Samenvatting van het onderzoek De Werkgemeenschap Kindercentra in Nederland (WKN) heeft het Nederlands centrum Geestelijke volksgezondheid (NcGv) gevraagd een onderzoek te verrichten naar de mogelijkheden, die het ouder-leidstercontact in kindercentra en gastouderprojecten biedt voor opvoedingsonder steuning, preventie en vroegtijdige onderkenning van ontwikkelingsstoornissen (VTO). Vast onderdeel van georganiseerde kinderopvang is het contact tussen de ouder(s) en de persoon die de kinderen opvangt: de leidster of de gastouder. Zij spreken elkaar tijdens het brengen en halen van de kinderen, of tijdens een aparte afspraak in het kindercentrum of bij het kind thuis. Door deze contacten is er de mogelijkheid voor een goede afstemming tussen het gezin en de opvangsituatie. Voorts kunnen ouders en leidsters (gastouders) elkaar ondersteunen bij hun opvoedingstaak en is er de mogelijkheid om te overleggen over (de ontwikkeling en de aanpak van) het kind. Een gesprek biedt tevens de mogelijkheid om zorgen of twijfels over het kind te bespreken en samen naar oplossingen te zoeken. Opvoedingsondersteuning, preventie en VTO kunnen op deze wijze een vaste plaats krijgen in de georganiseerde kinderopvang. De vraag is echter of en hoe dit gebeurt. Welke organisatorische voorwaarden moeten bijvoorbeeld in de opvangvoorziening vervuld zijn om opvoedingsondersteuning, preventie en VTO een plaats te geven?
Het onderzoek
De algemene vraagstelling van het onderzoek is: Hoe verloopt het ouder-leidstercontact in het licht van opvoedingsondersteuning, preventie en vroegtijdige onderkenning van ontwikkelingsstoornissen? Gegevens zijn verzameld onder leidinggevenden, ouders en leidsters van kinderdagverblijven en peuterspeelzalen en coördinatoren, ouders en gastouders van gastouderprojecten. Hiervoor is gebruik gemaakt van interviews en vragenlijsten. Het onderzoek richtte zich op vier vormen van kinderopvang: kinderdagverblijven die geen kindplaatsen aan bedrijven hebben verhuurd, kinderdagverblijven waar dat wel het geval is, peuterspeelzalen en gastouderprojecten.

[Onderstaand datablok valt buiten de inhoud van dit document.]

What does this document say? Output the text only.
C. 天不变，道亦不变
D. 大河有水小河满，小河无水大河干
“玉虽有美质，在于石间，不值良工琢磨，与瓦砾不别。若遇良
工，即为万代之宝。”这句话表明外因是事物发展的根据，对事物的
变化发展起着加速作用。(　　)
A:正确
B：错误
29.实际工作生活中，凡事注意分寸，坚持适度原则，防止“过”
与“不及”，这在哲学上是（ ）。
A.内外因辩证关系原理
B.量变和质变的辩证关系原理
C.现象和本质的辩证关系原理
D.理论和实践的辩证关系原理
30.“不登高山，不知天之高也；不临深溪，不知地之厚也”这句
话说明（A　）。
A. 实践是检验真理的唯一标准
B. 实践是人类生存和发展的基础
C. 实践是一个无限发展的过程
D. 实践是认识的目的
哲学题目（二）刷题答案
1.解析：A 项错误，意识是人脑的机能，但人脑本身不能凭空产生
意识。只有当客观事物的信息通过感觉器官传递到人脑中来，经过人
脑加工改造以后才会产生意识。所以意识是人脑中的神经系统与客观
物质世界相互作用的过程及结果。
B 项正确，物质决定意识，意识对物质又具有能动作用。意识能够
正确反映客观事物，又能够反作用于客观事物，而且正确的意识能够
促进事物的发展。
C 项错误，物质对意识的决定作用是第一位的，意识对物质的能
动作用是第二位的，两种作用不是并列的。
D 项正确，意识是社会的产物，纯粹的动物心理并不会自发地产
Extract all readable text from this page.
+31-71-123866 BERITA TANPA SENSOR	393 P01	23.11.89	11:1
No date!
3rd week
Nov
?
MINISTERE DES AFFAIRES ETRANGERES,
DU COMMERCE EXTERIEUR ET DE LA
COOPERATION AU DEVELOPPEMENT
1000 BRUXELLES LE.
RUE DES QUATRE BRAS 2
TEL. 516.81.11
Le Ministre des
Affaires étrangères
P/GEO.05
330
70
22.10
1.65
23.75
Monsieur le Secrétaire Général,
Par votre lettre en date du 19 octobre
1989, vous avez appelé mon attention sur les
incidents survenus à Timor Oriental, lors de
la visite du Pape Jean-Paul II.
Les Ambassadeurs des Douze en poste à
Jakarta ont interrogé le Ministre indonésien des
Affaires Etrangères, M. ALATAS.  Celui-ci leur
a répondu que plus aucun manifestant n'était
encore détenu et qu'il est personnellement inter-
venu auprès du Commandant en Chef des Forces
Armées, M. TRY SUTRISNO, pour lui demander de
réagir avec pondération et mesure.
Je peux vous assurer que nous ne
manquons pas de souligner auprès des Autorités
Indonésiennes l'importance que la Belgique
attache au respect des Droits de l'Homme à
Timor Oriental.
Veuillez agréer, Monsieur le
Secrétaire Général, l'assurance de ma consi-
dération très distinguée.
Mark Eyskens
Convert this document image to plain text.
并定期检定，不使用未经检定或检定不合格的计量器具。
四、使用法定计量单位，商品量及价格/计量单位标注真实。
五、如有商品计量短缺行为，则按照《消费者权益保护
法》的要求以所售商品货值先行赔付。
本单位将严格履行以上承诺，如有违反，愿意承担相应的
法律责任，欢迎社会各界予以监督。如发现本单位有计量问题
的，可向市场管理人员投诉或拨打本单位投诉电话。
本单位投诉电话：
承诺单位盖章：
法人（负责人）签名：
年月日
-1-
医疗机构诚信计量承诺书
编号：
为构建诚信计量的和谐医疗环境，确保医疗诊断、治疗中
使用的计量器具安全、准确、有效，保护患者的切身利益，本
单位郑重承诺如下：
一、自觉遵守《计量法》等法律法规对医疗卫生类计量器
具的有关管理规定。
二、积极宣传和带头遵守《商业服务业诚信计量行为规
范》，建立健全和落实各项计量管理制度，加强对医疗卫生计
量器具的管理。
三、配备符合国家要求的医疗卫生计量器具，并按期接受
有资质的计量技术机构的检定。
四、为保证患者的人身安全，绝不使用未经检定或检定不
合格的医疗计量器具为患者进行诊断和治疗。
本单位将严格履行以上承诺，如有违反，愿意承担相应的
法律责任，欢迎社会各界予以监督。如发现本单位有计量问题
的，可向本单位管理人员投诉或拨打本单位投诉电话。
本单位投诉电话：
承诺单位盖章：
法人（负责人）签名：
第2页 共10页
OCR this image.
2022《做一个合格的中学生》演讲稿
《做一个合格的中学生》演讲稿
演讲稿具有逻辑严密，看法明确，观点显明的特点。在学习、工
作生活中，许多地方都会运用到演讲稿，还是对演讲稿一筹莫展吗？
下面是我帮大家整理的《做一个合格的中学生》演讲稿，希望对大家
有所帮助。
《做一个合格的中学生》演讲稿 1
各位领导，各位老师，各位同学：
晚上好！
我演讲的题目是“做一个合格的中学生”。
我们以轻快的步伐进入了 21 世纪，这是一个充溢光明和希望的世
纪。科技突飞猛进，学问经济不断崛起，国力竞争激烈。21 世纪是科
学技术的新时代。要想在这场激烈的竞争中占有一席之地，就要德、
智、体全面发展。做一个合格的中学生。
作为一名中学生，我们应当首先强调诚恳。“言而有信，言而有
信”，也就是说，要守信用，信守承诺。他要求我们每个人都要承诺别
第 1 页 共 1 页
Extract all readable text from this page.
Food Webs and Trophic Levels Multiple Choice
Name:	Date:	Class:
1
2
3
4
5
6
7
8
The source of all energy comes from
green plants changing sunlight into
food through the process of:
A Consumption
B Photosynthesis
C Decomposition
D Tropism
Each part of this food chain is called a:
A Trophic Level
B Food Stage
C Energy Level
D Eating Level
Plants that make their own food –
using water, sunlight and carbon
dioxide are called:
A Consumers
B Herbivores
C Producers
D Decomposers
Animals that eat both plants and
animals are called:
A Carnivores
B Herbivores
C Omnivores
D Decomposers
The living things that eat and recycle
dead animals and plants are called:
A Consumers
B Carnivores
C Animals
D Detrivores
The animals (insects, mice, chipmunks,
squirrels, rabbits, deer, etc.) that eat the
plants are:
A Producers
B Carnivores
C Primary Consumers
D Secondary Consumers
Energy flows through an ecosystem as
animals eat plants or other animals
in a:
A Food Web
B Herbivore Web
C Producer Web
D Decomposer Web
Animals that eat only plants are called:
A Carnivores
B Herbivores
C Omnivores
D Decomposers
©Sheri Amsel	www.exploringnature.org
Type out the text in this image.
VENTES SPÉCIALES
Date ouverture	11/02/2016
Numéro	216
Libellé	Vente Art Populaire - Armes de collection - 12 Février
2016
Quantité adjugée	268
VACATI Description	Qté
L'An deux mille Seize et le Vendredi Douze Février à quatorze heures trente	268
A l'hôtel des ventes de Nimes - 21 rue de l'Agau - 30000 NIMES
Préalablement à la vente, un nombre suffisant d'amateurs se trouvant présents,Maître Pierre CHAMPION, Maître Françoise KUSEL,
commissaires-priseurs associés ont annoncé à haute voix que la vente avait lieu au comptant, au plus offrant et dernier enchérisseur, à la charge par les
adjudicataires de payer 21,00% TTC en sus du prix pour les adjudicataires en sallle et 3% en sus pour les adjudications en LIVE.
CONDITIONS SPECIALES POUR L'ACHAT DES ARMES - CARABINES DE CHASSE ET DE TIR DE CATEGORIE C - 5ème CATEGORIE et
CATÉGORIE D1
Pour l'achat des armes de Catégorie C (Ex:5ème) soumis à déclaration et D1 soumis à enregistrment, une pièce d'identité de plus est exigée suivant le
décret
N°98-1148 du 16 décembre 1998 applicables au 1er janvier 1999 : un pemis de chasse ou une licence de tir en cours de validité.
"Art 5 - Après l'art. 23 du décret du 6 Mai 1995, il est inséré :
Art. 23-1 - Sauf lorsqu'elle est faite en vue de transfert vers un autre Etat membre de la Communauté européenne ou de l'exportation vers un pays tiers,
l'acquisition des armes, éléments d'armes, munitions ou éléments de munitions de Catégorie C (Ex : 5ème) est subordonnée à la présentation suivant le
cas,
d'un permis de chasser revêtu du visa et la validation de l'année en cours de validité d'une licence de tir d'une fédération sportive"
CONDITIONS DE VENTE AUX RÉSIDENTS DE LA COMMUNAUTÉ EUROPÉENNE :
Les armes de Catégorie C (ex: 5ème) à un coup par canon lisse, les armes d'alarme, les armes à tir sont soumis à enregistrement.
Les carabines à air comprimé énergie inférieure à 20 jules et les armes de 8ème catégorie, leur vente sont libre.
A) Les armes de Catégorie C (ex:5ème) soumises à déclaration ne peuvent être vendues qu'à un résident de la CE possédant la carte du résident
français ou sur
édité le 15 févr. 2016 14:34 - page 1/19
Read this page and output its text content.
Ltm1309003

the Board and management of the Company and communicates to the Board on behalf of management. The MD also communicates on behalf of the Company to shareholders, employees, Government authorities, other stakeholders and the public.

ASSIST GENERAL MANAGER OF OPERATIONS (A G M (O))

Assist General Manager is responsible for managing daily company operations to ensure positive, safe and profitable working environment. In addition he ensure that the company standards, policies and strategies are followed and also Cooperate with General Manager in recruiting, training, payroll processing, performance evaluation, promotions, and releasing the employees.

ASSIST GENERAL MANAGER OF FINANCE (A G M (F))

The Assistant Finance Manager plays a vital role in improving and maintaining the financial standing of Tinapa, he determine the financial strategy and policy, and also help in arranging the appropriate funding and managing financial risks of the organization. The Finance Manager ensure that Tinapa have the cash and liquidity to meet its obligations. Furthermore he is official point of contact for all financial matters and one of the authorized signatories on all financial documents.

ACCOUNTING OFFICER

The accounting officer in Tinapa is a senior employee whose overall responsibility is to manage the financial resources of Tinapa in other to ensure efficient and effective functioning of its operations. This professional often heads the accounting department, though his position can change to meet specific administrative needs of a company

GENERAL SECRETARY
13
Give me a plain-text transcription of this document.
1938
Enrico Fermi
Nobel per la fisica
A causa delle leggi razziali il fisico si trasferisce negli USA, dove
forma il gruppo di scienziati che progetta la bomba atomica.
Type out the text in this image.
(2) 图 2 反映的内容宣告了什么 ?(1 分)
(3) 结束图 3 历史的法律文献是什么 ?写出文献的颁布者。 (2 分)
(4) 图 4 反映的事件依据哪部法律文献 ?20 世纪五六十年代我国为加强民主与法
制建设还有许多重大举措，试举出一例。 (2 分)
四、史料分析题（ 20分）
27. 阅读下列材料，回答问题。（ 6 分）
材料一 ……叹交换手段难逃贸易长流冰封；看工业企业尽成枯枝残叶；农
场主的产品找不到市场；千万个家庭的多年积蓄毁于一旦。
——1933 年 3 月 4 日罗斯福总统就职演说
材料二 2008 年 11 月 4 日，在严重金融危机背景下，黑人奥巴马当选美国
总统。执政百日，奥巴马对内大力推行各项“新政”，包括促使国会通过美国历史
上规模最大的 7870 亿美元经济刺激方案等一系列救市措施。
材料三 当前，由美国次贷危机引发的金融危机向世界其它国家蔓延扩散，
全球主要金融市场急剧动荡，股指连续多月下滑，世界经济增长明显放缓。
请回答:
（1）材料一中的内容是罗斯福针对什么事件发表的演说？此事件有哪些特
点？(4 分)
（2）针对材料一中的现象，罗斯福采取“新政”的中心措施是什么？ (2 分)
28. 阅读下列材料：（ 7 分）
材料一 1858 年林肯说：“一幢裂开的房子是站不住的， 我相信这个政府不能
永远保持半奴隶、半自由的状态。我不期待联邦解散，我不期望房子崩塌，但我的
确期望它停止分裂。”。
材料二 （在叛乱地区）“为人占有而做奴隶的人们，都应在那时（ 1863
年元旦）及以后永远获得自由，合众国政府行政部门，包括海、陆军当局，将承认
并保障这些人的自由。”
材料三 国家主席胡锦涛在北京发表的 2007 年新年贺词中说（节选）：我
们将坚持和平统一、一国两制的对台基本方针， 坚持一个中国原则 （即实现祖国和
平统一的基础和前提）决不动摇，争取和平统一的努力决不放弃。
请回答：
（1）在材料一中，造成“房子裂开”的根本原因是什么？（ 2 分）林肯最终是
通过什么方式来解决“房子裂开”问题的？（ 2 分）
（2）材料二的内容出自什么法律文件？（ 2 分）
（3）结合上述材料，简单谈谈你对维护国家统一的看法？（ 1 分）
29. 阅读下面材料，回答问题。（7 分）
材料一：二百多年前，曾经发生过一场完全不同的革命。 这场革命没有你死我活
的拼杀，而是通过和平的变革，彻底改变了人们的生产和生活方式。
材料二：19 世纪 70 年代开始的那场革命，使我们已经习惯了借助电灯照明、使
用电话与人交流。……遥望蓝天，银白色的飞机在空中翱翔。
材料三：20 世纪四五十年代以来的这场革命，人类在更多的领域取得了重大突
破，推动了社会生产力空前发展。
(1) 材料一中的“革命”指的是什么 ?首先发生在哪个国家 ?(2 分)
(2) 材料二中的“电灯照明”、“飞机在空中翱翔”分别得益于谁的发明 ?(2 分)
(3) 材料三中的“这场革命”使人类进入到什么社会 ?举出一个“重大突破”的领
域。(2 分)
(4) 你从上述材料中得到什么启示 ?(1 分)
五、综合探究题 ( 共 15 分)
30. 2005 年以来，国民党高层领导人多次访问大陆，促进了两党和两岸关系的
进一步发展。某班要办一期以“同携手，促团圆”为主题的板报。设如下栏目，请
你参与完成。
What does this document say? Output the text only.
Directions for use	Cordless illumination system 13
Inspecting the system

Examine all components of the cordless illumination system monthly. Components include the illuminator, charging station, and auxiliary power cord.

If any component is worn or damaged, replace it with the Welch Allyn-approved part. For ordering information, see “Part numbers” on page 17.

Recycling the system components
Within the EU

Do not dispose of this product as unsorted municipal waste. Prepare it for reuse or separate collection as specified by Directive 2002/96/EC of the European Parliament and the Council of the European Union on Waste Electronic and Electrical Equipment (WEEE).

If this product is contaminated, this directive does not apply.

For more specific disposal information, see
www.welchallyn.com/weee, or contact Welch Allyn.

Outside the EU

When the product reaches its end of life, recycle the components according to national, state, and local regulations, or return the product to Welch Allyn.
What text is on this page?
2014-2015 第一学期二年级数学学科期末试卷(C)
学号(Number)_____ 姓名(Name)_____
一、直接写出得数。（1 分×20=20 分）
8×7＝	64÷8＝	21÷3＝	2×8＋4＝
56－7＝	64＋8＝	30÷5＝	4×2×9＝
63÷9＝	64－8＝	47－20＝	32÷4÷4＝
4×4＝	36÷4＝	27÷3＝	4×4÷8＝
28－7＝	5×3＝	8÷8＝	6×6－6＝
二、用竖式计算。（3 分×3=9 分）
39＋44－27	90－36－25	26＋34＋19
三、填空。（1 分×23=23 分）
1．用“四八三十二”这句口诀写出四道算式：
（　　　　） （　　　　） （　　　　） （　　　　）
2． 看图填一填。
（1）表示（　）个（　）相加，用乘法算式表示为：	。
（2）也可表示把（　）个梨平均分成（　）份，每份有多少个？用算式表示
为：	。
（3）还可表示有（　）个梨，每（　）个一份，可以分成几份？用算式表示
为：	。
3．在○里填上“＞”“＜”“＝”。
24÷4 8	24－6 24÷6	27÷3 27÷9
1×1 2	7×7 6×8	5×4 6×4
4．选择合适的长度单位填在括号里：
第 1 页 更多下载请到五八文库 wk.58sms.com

Aan het vragenlijstonderzoek namen uiteindelijk 50 kinderdagverblijven en peuterspeelzalen, en 9 gastouderprojecten deel. Naar elk van deze kinderopvangvoorzieningen zijn 7 vragenlijsten gestuurd: een voor de leidinggevende (coördinator van een gastouderproject) gericht op de organisatie en het beleid; twee voor leidsters (gastouders) met vragen over het contact met de ouders; en vier voor ouders met vragen over het contact met de leidster(gastouder). Uit de kinderdagverblijven en peuterspeelzalen werden 313 vragenlijsten terug ontvangen: 48 van leidinggevenden, 93 van leidsters en 172 van ouders. Alle negen coördinatoren van de gastouderprojecten retourneerden de vragenlijst; 35 gastouders en 29 ouders. In 20 kinderdagverblijven en peuterspeelzalen, die ook deelnamen aan het vragenlijstonderzoek, zijn interviews gehouden met leidinggevenden (20), leidsters (20) en ouders (20). In de gastouderprojecten zijn alleen coördinatoren geïnterviewd, waardoor in de resultaten de nadruk, meer dan in het onderzoek in kindercentra, ligt op organisatie en beleid. Gestreefd is naar een zo groot mogelijke representativiteit. Op grond van het aantal kinderdagverblijven dat medewerking verleende aan het onderzoek en het aantal respondenten, kan worden verondersteld dat inderdaad een goed beeld is ontstaan van de situatie in kinderdagverblijven. Voor wat betreft de peuterspeelzalen moet meer terughoudendheid betracht worden, daar er 3300 peuterspeelzalen in Nederland zijn.
In dit onderzoek zijn 18 peuterspeelzalen betrokken. Hoewel er geen aanwijzingen zijn dat deze 18 peuterspeelzalen niet representatief zijn, is het wel belangrijk de resultaten zeer voorzichting te interpreteren. Het onderzoek in gastouderprojecten had een exploratief karakter en hier is geen representativiteit nagestreefd.